Your tiling may be periodic or aperiodic, but when expanded to cover the entire plane, each prototile must appear infinitely many times. (So no "hardcoding" certain parts of your tiling to help achieve the extra points below.)
Each of your prototiles represents one Game of Life cell that neighbors other cells:
- Cells that share any edges or any corners are considered neighbors.
- Cells cannot neighbor themselves.
- Cells can only neighbor other cells once.
Tiling inspiration links:
- http://en.wikipedia.org/wiki/Tiling_by_regular_polygons
- http://en.wikipedia.org/wiki/List_of_uniform_tilings
- http://en.wikipedia.org/wiki/Aperiodic_tiling
- http://en.wikipedia.org/wiki/Penrose_tiling
#Output Your program should output some sort of graphical representation of your tiling with the Game of Life being played in it, which you should of course post in image/gif/jsfiddle format.
Please draw tile edge lines and use a light color for dead cells and a dark color for live cells.
#Scoring Your submission score is the number of upvotes minus downvotes, plus extra points for discovering common Game of Life patterns in your tiling:
- Find a still life - a pattern that doesn't change from one generation to the next. (+2)

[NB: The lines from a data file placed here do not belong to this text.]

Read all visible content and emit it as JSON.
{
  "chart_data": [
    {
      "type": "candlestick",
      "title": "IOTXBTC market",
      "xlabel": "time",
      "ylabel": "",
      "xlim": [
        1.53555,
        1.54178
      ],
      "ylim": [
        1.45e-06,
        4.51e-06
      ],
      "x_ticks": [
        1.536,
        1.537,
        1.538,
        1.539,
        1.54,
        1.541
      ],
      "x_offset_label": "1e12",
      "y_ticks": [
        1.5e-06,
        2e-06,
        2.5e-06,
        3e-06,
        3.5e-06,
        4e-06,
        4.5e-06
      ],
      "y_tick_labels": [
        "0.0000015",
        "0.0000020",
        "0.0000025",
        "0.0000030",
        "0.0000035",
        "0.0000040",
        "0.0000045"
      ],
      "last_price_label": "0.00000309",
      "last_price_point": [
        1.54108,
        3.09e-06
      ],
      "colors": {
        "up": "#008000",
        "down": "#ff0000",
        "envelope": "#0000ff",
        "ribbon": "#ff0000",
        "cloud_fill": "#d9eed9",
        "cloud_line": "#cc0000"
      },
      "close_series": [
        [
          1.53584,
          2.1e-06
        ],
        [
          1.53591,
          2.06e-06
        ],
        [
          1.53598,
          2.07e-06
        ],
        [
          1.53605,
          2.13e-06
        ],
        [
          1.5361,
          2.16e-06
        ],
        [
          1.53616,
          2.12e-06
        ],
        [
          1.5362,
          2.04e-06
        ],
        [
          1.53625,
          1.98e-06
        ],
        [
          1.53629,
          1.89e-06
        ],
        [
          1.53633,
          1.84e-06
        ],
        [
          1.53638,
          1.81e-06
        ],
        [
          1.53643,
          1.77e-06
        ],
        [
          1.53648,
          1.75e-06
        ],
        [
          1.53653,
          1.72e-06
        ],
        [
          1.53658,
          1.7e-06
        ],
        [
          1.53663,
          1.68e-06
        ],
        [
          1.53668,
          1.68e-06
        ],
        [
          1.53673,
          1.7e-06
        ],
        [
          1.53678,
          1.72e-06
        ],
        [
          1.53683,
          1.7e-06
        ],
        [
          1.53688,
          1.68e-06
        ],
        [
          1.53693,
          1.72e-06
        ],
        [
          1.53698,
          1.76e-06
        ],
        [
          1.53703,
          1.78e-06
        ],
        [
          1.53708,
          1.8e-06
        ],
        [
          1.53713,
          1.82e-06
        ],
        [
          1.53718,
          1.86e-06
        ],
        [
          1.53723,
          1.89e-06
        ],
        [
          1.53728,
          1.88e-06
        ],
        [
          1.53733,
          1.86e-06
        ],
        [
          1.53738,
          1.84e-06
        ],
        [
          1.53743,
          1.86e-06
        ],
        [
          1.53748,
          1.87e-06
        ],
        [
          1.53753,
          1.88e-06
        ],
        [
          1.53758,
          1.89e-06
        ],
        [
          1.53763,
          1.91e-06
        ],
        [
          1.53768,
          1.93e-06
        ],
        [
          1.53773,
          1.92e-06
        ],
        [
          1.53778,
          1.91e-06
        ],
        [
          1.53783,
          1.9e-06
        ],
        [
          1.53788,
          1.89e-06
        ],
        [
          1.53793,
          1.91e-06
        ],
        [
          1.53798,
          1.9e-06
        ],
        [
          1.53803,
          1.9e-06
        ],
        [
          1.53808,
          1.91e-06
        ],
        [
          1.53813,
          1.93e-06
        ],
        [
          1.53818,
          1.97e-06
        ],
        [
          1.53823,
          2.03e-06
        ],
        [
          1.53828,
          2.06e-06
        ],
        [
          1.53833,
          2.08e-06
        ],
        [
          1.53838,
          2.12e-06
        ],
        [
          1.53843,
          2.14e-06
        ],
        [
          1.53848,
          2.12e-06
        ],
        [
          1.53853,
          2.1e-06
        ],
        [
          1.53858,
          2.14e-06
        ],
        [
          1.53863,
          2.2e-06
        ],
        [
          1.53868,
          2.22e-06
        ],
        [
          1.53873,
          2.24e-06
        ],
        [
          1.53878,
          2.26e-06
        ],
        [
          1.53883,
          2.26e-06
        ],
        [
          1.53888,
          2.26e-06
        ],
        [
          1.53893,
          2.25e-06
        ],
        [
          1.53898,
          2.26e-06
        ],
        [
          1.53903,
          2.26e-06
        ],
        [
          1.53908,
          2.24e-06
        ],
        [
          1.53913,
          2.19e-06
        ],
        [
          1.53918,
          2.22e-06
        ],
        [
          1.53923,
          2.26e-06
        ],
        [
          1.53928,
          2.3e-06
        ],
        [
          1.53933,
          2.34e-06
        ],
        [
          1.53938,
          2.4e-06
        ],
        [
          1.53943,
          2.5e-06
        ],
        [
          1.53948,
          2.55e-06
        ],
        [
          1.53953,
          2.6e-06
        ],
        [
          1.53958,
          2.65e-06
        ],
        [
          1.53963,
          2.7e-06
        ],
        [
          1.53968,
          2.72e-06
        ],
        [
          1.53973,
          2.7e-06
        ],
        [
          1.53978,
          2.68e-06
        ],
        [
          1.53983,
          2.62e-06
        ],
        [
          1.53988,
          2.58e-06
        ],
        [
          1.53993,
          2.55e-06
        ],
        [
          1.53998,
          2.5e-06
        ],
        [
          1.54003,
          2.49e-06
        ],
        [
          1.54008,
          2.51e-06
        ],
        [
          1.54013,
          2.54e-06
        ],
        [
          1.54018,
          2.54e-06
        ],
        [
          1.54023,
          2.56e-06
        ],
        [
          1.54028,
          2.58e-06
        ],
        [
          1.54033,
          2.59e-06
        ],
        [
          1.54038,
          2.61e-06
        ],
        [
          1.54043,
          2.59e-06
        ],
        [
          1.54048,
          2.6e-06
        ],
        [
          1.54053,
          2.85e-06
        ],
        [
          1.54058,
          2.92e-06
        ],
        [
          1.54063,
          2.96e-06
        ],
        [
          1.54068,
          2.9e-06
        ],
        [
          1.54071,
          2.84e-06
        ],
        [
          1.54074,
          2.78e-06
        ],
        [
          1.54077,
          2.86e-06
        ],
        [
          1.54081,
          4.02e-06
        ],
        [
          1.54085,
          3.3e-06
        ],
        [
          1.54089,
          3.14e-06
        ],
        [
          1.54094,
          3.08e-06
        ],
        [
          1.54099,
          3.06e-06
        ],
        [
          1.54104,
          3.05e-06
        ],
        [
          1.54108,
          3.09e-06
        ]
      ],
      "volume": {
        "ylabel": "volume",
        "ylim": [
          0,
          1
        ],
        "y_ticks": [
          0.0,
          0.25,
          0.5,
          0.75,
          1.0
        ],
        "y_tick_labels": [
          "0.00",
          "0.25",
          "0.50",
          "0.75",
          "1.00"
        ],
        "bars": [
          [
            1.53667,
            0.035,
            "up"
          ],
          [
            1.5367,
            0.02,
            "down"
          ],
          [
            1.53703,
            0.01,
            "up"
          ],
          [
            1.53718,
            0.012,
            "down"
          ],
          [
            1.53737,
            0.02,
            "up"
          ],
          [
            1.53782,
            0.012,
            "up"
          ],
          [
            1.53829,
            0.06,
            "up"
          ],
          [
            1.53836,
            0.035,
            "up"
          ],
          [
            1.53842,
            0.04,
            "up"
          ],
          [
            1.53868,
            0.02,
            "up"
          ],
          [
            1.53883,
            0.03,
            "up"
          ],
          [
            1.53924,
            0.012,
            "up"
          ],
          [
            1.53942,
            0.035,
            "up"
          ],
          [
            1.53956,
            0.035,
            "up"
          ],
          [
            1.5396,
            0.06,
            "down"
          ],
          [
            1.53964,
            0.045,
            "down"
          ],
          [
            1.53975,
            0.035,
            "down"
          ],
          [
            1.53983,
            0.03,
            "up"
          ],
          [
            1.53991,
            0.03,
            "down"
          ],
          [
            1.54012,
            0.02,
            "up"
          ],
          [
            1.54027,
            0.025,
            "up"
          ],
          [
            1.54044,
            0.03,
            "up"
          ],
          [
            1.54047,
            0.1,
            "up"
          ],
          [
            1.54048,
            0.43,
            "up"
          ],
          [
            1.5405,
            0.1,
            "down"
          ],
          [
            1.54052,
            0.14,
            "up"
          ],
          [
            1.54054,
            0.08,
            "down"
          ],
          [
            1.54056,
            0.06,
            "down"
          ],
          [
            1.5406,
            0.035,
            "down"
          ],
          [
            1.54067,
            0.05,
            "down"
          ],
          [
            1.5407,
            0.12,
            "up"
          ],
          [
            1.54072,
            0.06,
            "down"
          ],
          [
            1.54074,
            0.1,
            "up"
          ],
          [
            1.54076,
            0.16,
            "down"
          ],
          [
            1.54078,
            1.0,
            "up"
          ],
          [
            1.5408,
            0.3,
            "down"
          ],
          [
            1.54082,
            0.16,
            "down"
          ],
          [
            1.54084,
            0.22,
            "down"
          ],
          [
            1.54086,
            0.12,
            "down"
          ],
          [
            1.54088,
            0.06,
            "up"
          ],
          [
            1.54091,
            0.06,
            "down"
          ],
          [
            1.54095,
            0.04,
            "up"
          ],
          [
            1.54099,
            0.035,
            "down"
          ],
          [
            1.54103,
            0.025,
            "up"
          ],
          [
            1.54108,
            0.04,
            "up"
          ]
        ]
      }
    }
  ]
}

- Find oscillators with periods 2 through 8. (+3 for every period you find an oscillator for, max of +21)
- Find an oscillator with a period of 30 or more. (+7)
- Find a spaceship - something that can get arbitrarily far away from it's starting location without leaving any still life residue. (It may not necessarily be a moving oscillator.) (+10)
- Find another spaceship that moves in a distinctly different way (and is not a mirrored version of the first spaceship), e.g. see glider and LWSS. (+10)
- Find a pattern of infinite growth. You do not have to prove that the growth is infinite, just show us enough evidence of the pattern that it is practically certain. (+25)
- Find a gun - something that generates spaceships forever (this also counts as infinite growth). (+50)
The infinite growth patterns must start with a finite number of live cells and the other patterns must always contain a bounded number of live cells (e.g. a spaceship should not grow arbitrarily large over time).
Due to the nature of aperiodic tilings it seems likely that many of these patterns would be impossible to implement in them. So any verifiably aperiodic tiling gets +40 points automatically. A pattern that works in one place in an aperiodic tiling does not have to work in other places.
Each of the bonuses can only be applied once. Naturally we'll need to see the output to verify them. The highest score wins.
#Notes
- The Game of Life rules are as follows:
- Any live cell with less than 2 or more than 3 live neighbors dies.
- Any dead cell with exactly 3 live neighbors comes alive.
- Other cells do not change.
- Patterns for the extra points should be possible regardless of boundary conditions, but otherwise you may choose any boundary conditions you want.
- By default the background should be all dead tiles.
Thanks to Peter Taylor and Jan Dvorak for hammering out loopholes in what tilings should be allowed.